Depois de décadas como espelho do imaginário coletivo, a Disney vive agora um momento em que estratégia, experiência de consumo e logística de entretenimento se sobrepõem — e a escolha de Josh D’Amaro sinaliza exatamente essa convergência. Com 54 anos e na companhia desde 1998, D’Amaro traz ao posto uma trajetória integralmente forjada nos parques, nas operações comerciais e no vigor da engenharia criativa da marca: de funções iniciais em Disneyland a cargos como CFO de Disney Consumer Products Global Licensing, presidente do Disneyland Resort e do Walt Disney World Resort.
No atual cargo, que assumiu em maio de 2020, ele supervisionou parques, cruzeiros, produtos de consumo e o departamento de inovação conhecido como Walt Disney Imagineering — um portfólio que combina espetáculo criativo e rigor operacional. É essa capacidade de casar a dimensão artística da Disney com a disciplina industrial que Bob Iger destacou ao declarar: “Josh D’Amaro é um líder excepcional e a pessoa certa para se tornar nosso próximo CEO”. A fala de Iger reforça o entendimento de que o sucessor possui sensibilidade para o público e para a execução de projetos ambiciosos.
Historicamente, a trajetória de Bob Iger na Walt Disney Company foi marcada por um longo mandato inicial de 15 anos, encerrado em 2020 com a passagem do bastão a Bob Chapek. O retorno de Iger como CEO em 2022 foi pensado como um ato de estabilização, um gesto para reposicionar a companhia enquanto se encontrava um sucessor alinhado às necessidades estratégicas do grupo. Agora, com a nomeação de D’Amaro, encerra-se esse período de transição direta.

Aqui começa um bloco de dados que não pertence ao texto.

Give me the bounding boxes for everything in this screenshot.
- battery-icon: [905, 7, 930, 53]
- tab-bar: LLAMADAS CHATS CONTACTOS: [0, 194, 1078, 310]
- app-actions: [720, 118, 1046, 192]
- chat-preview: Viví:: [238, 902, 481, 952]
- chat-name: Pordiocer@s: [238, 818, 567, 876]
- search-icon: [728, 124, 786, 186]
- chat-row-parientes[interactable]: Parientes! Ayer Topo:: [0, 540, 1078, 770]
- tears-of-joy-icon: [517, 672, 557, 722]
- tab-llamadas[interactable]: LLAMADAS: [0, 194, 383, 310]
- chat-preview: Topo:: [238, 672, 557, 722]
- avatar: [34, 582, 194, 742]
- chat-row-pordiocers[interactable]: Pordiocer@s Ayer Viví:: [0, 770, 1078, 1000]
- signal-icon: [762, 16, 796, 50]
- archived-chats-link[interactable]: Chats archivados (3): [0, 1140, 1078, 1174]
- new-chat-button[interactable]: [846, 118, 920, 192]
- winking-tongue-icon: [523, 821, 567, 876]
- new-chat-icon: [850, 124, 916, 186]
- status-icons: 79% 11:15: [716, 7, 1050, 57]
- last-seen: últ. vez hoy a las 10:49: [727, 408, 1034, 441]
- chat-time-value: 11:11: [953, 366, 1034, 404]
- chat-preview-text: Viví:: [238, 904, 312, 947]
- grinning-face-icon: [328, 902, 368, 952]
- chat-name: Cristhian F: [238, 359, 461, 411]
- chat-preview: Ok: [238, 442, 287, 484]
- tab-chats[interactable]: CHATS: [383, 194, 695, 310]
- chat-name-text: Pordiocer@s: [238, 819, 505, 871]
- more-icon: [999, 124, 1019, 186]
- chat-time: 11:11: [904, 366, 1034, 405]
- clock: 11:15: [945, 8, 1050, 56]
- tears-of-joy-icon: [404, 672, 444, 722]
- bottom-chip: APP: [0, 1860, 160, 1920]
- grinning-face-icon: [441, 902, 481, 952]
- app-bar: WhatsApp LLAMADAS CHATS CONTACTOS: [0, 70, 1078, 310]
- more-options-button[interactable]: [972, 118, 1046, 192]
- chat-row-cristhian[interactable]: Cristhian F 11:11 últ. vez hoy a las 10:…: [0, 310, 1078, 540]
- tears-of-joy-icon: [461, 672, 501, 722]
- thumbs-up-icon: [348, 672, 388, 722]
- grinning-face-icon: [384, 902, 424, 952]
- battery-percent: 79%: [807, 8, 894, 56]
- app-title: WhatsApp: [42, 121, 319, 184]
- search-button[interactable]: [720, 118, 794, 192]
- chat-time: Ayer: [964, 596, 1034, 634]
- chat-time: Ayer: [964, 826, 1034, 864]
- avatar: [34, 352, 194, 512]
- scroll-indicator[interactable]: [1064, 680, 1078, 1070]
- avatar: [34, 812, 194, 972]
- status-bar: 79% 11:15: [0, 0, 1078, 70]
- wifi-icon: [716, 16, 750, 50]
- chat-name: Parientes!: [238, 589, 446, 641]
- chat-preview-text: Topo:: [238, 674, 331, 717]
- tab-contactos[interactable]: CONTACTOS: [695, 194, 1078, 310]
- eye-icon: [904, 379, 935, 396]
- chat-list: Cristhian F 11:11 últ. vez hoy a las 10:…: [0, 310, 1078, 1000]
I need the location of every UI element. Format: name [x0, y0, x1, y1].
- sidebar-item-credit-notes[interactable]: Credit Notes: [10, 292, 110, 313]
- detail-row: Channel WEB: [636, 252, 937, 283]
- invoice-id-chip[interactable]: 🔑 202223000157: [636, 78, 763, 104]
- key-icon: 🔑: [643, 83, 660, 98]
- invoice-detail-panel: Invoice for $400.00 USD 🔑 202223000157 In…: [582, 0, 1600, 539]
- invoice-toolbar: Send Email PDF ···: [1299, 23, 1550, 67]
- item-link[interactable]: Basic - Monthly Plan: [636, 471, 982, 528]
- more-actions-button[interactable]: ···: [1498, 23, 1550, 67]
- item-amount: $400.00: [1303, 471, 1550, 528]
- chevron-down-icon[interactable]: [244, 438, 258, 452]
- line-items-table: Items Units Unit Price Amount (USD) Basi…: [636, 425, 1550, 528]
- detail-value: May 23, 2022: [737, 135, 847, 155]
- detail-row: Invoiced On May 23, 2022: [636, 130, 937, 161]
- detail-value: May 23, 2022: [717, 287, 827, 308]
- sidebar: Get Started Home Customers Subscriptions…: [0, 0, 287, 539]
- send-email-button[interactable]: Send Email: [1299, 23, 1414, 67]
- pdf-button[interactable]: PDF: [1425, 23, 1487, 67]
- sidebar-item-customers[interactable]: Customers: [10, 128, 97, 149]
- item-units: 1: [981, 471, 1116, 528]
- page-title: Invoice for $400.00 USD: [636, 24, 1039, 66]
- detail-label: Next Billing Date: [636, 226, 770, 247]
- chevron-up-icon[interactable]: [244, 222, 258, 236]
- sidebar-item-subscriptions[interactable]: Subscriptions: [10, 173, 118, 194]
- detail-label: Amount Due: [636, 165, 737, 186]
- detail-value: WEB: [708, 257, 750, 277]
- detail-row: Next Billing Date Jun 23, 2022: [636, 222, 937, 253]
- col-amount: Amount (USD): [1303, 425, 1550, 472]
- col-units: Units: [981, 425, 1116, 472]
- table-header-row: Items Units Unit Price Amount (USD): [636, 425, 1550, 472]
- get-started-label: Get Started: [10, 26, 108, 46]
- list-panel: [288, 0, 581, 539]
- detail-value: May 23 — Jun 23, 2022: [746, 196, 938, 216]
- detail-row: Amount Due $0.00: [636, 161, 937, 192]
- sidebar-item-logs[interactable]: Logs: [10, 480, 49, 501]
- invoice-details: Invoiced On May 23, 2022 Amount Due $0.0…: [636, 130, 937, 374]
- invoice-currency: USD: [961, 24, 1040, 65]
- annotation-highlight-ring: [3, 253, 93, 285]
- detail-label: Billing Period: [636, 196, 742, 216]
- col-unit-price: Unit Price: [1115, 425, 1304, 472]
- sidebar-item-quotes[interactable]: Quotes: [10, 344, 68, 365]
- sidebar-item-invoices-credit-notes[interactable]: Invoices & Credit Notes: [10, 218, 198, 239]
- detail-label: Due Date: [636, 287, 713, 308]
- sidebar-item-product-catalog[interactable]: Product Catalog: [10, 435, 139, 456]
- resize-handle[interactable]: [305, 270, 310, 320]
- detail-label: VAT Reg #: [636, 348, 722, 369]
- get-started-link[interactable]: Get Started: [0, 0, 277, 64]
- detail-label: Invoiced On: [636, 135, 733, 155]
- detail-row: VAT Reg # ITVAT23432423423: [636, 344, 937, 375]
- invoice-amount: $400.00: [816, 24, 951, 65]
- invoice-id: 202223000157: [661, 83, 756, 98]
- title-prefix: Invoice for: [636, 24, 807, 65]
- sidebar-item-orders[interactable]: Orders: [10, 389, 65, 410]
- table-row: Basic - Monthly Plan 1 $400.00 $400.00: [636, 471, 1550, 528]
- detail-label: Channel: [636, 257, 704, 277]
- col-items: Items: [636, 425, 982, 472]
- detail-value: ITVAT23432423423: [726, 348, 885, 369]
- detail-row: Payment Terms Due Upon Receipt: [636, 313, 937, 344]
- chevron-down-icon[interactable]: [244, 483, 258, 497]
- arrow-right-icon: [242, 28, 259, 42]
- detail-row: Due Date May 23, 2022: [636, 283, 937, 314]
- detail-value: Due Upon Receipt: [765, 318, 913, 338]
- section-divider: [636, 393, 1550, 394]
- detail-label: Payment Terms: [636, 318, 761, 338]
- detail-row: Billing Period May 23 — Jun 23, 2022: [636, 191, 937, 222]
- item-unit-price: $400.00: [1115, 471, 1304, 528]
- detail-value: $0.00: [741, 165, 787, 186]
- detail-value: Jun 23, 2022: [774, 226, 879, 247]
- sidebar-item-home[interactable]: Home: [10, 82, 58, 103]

Do ponto de vista cultural, a mudança funciona como um reframe do que a Disney representa no mercado atual: não apenas conteúdo e estúdio, mas uma experiência integrada entre parques, produtos, tecnologia e narrativa imersiva. É como se o roteiro oculto da corporação tivesse decidido que o protagonista da próxima cena deve ser alguém que conhece os bastidores das montanhas-russas e as engrenagens da cadeia de produtos.
Para além do simbolismo, a nomeação tem implicações práticas: o mercado observará como Josh D’Amaro lidará com desafios como a monetização de conteúdos, a expansão internacional dos parques, a sinergia entre estúdios e experiências físicas e a crescente concorrência no streaming. A sua experiência operacional pode apontar para um foco maior na eficiência e na experiência direta do consumidor — medidas que soam, hoje, essenciais para manter a relevância da marca em escala global.
Em resumo, a sucessão não é apenas uma troca de assentos no conselho: é um ajuste de narrativa. A Disney escolheu um maestro da experiência para reger a próxima temporada do seu legado — restará ao novo CEO traduzir essa herança em inovação sustentável e em novos capítulos que dialoguem com o público contemporâneo.